If Dr. Greenstreet’s employment is terminated by the Company other than for Cause or by Dr. Greenstreet for Good Reason within eighteen (18) months after a Change in Control, as such terms are defined in the Agreement, Dr. Greenstreet will receive (i) a lump sum amount in cash equal to two (2) times the sum of (x) her annual base salary and (y) her target bonus for the fiscal year in which the Change in Control occurred, (ii) a monthly cash payment for up to twenty-four (24) months equal to the monthly employer contribution the Company would have paid to provide Dr.

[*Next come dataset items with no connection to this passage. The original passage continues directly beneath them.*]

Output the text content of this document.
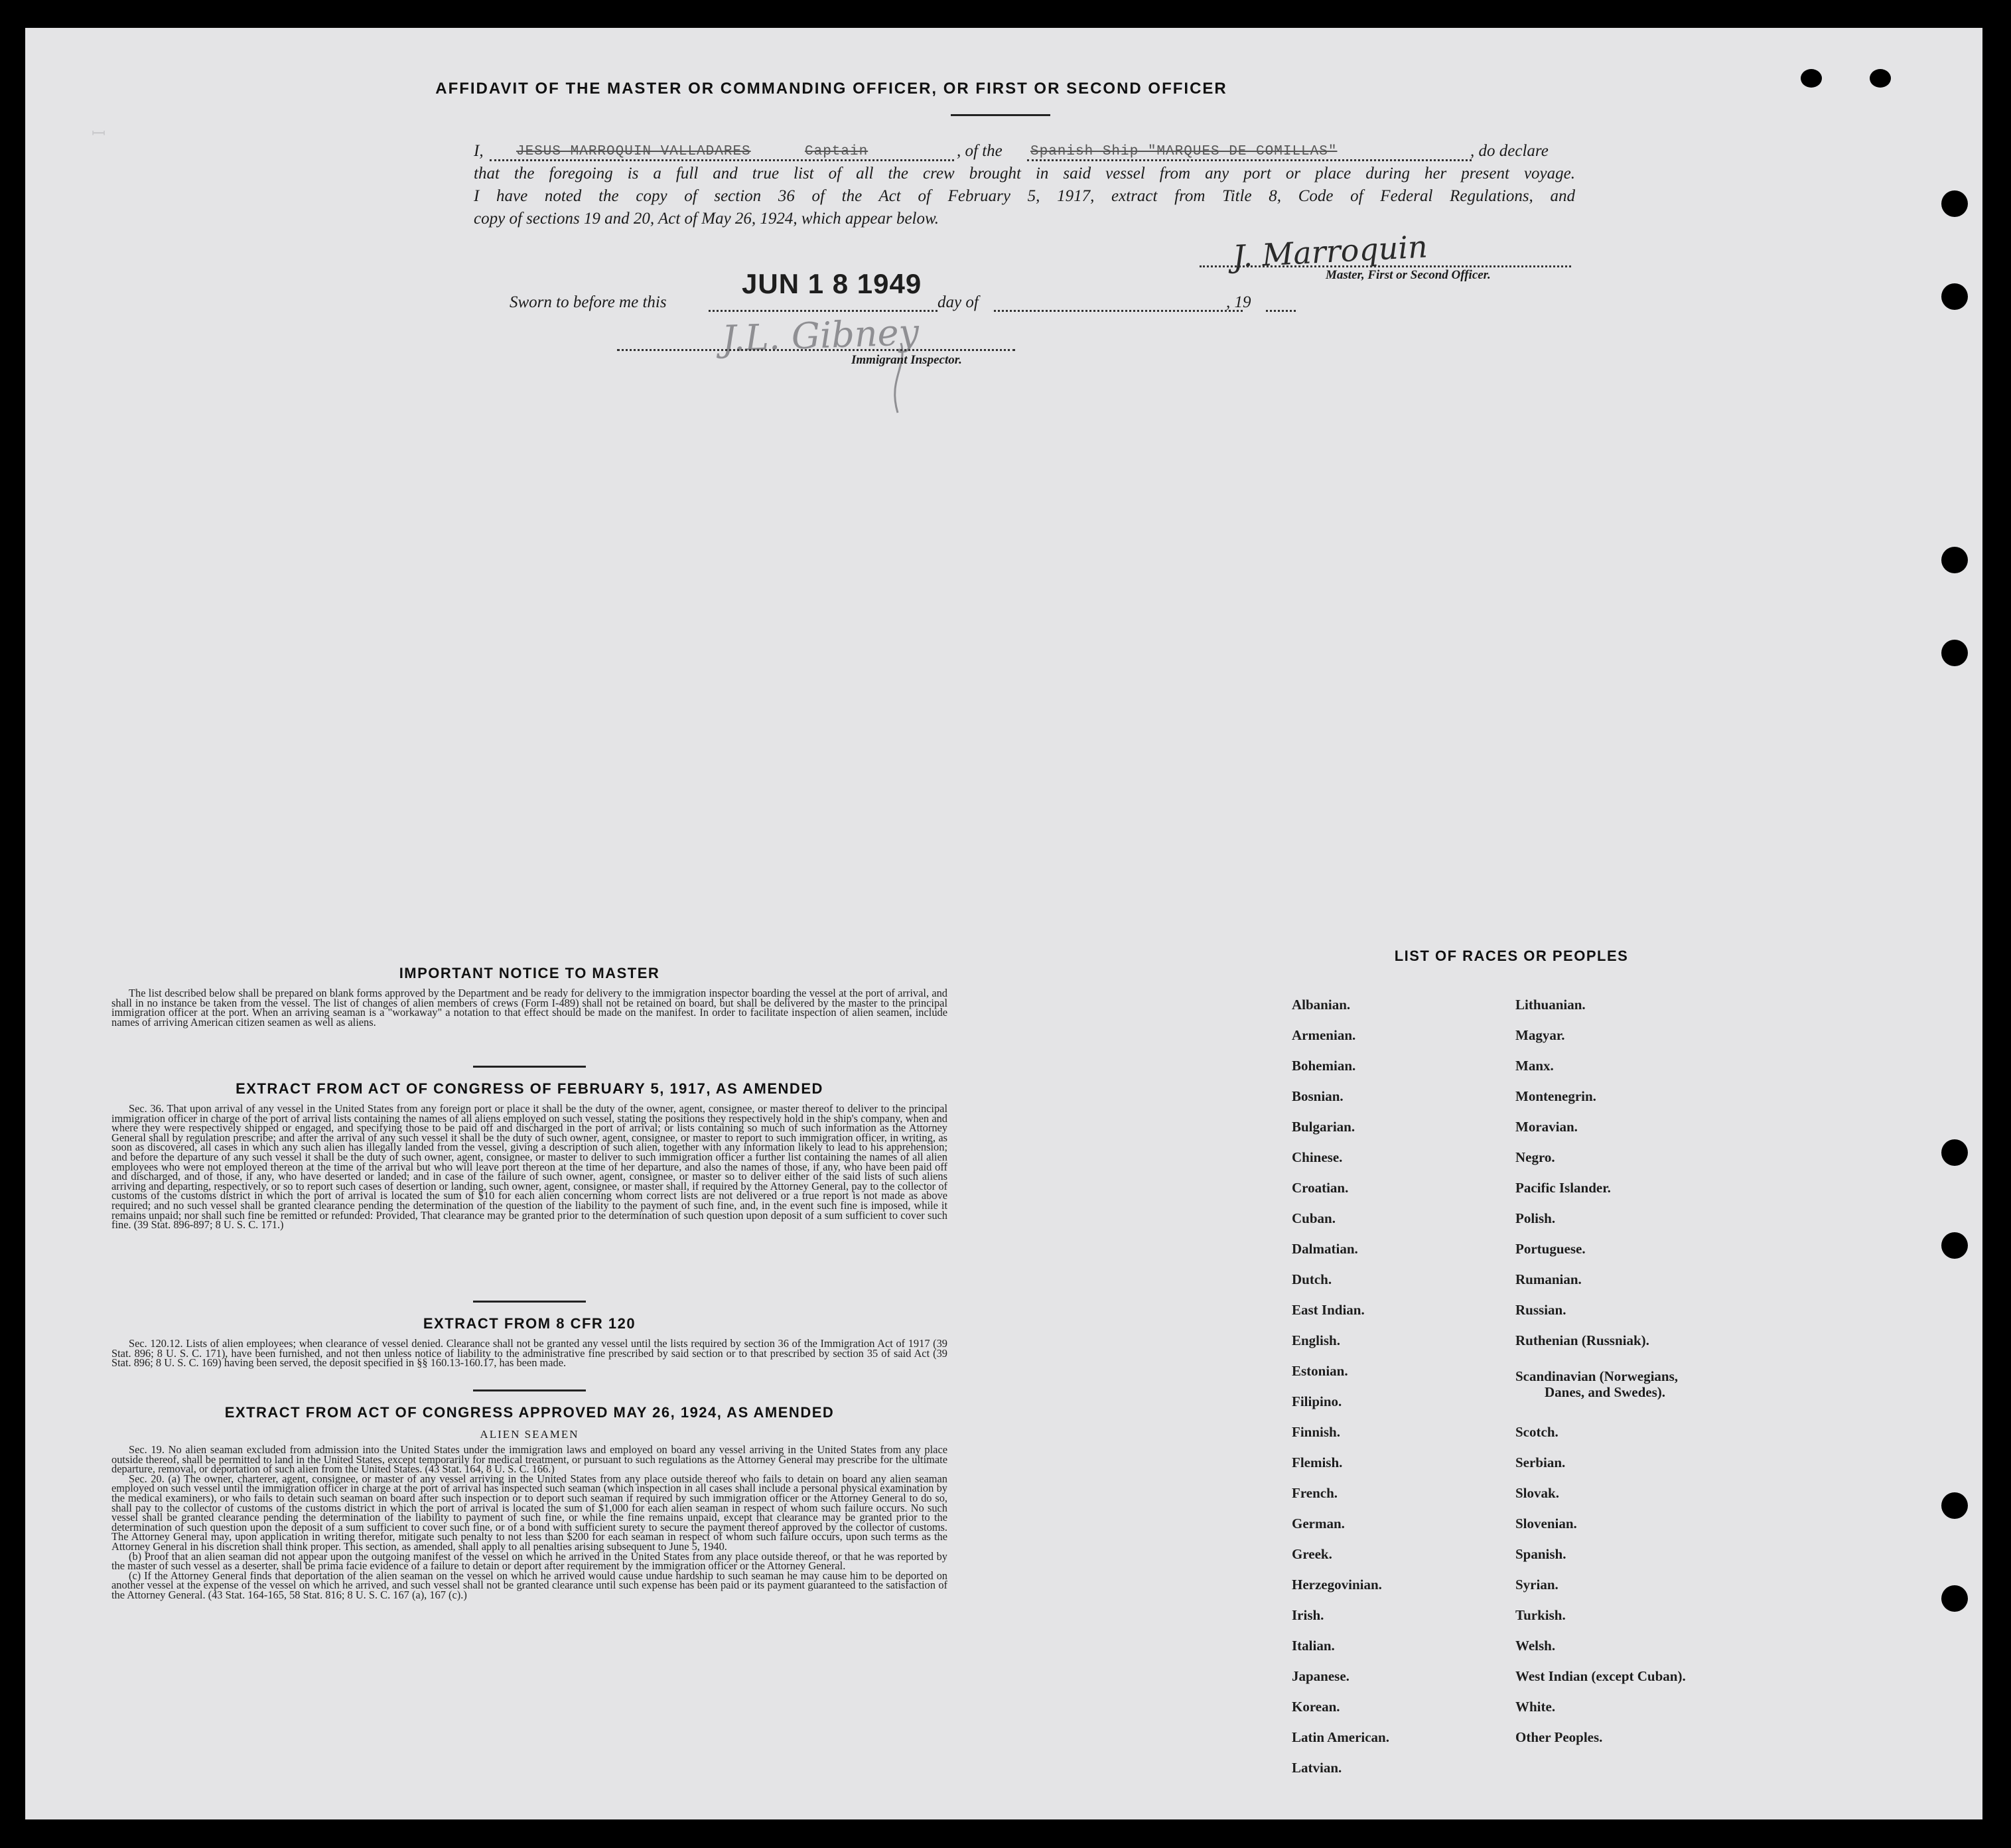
ꟷ
AFFIDAVIT OF THE MASTER OR COMMANDING OFFICER, OR FIRST OR SECOND OFFICER
I, JESUS MARROQUIN VALLADARES	Captain	, of the Spanish Ship "MARQUES DE COMILLAS"	, do declare
that the foregoing is a full and true list of all the crew brought in said vessel from any port or place during her present voyage.
I have noted the copy of section 36 of the Act of February 5, 1917, extract from Title 8, Code of Federal Regulations, and
copy of sections 19 and 20, Act of May 26, 1924, which appear below.
J. Marroquin
Master, First or Second Officer.
Sworn to before me this
JUN 1 8 1949
day of	, 19
J.L. Gibney
Immigrant Inspector.
IMPORTANT NOTICE TO MASTER

The list described below shall be prepared on blank forms approved by the Department and be ready for delivery to the immigration inspector boarding the vessel at the port of arrival, and shall in no instance be taken from the vessel. The list of changes of alien members of crews (Form I-489) shall not be retained on board, but shall be delivered by the master to the principal immigration officer at the port. When an arriving seaman is a "workaway" a notation to that effect should be made on the manifest. In order to facilitate inspection of alien seamen, include names of arriving American citizen seamen as well as aliens.

EXTRACT FROM ACT OF CONGRESS OF FEBRUARY 5, 1917, AS AMENDED

Sec. 36. That upon arrival of any vessel in the United States from any foreign port or place it shall be the duty of the owner, agent, consignee, or master thereof to deliver to the principal immigration officer in charge of the port of arrival lists containing the names of all aliens employed on such vessel, stating the positions they respectively hold in the ship's company, when and where they were respectively shipped or engaged, and specifying those to be paid off and discharged in the port of arrival; or lists containing so much of such information as the Attorney General shall by regulation prescribe; and after the arrival of any such vessel it shall be the duty of such owner, agent, consignee, or master to report to such immigration officer, in writing, as soon as discovered, all cases in which any such alien has illegally landed from the vessel, giving a description of such alien, together with any information likely to lead to his apprehension; and before the departure of any such vessel it shall be the duty of such owner, agent, consignee, or master to deliver to such immigration officer a further list containing the names of all alien employees who were not employed thereon at the time of the arrival but who will leave port thereon at the time of her departure, and also the names of those, if any, who have been paid off and discharged, and of those, if any, who have deserted or landed; and in case of the failure of such owner, agent, consignee, or master so to deliver either of the said lists of such aliens arriving and departing, respectively, or so to report such cases of desertion or landing, such owner, agent, consignee, or master shall, if required by the Attorney General, pay to the collector of customs of the customs district in which the port of arrival is located the sum of $10 for each alien concerning whom correct lists are not delivered or a true report is not made as above required; and no such vessel shall be granted clearance pending the determination of the question of the liability to the payment of such fine, and, in the event such fine is imposed, while it remains unpaid; nor shall such fine be remitted or refunded: Provided, That clearance may be granted prior to the determination of such question upon deposit of a sum sufficient to cover such fine. (39 Stat. 896-897; 8 U. S. C. 171.)

EXTRACT FROM 8 CFR 120

Sec. 120.12. Lists of alien employees; when clearance of vessel denied. Clearance shall not be granted any vessel until the lists required by section 36 of the Immigration Act of 1917 (39 Stat. 896; 8 U. S. C. 171), have been furnished, and not then unless notice of liability to the administrative fine prescribed by said section or to that prescribed by section 35 of said Act (39 Stat. 896; 8 U. S. C. 169) having been served, the deposit specified in §§ 160.13-160.17, has been made.

EXTRACT FROM ACT OF CONGRESS APPROVED MAY 26, 1924, AS AMENDED
ALIEN SEAMEN

Sec. 19. No alien seaman excluded from admission into the United States under the immigration laws and employed on board any vessel arriving in the United States from any place outside thereof, shall be permitted to land in the United States, except temporarily for medical treatment, or pursuant to such regulations as the Attorney General may prescribe for the ultimate departure, removal, or deportation of such alien from the United States. (43 Stat. 164, 8 U. S. C. 166.)

Sec. 20. (a) The owner, charterer, agent, consignee, or master of any vessel arriving in the United States from any place outside thereof who fails to detain on board any alien seaman employed on such vessel until the immigration officer in charge at the port of arrival has inspected such seaman (which inspection in all cases shall include a personal physical examination by the medical examiners), or who fails to detain such seaman on board after such inspection or to deport such seaman if required by such immigration officer or the Attorney General to do so, shall pay to the collector of customs of the customs district in which the port of arrival is located the sum of $1,000 for each alien seaman in respect of whom such failure occurs. No such vessel shall be granted clearance pending the determination of the liability to payment of such fine, or while the fine remains unpaid, except that clearance may be granted prior to the determination of such question upon the deposit of a sum sufficient to cover such fine, or of a bond with sufficient surety to secure the payment thereof approved by the collector of customs. The Attorney General may, upon application in writing therefor, mitigate such penalty to not less than $200 for each seaman in respect of whom such failure occurs, upon such terms as the Attorney General in his discretion shall think proper. This section, as amended, shall apply to all penalties arising subsequent to June 5, 1940.

(b) Proof that an alien seaman did not appear upon the outgoing manifest of the vessel on which he arrived in the United States from any place outside thereof, or that he was reported by the master of such vessel as a deserter, shall be prima facie evidence of a failure to detain or deport after requirement by the immigration officer or the Attorney General.

(c) If the Attorney General finds that deportation of the alien seaman on the vessel on which he arrived would cause undue hardship to such seaman he may cause him to be deported on another vessel at the expense of the vessel on which he arrived, and such vessel shall not be granted clearance until such expense has been paid or its payment guaranteed to the satisfaction of the Attorney General. (43 Stat. 164-165, 58 Stat. 816; 8 U. S. C. 167 (a), 167 (c).)

LIST OF RACES OR PEOPLES
Albanian.
Armenian.
Bohemian.
Bosnian.
Bulgarian.
Chinese.
Croatian.
Cuban.
Dalmatian.
Dutch.
East Indian.
English.
Estonian.
Filipino.
Finnish.
Flemish.
French.
German.
Greek.
Herzegovinian.
Irish.
Italian.
Japanese.
Korean.
Latin American.
Latvian.
Lithuanian.
Magyar.
Manx.
Montenegrin.
Moravian.
Negro.
Pacific Islander.
Polish.
Portuguese.
Rumanian.
Russian.
Ruthenian (Russniak).
Scandinavian (Norwegians,
Danes, and Swedes).
Scotch.
Serbian.
Slovak.
Slovenian.
Spanish.
Syrian.
Turkish.
Welsh.
West Indian (except Cuban).
White.
Other Peoples.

Greenstreet with health insurance if she had remained employed, and (iii) all outstanding stock options and other stock-based awards shall immediately accelerate and become fully exercisable and nonforfeitable, and the performance criteria shall be deemed satisfied for any awards subject to performance conditions.
The foregoing summary is qualified in its entirety by reference to the Agreement, a copy of which is attached hereto as Exhibit 10.1 and incorporated herein by reference.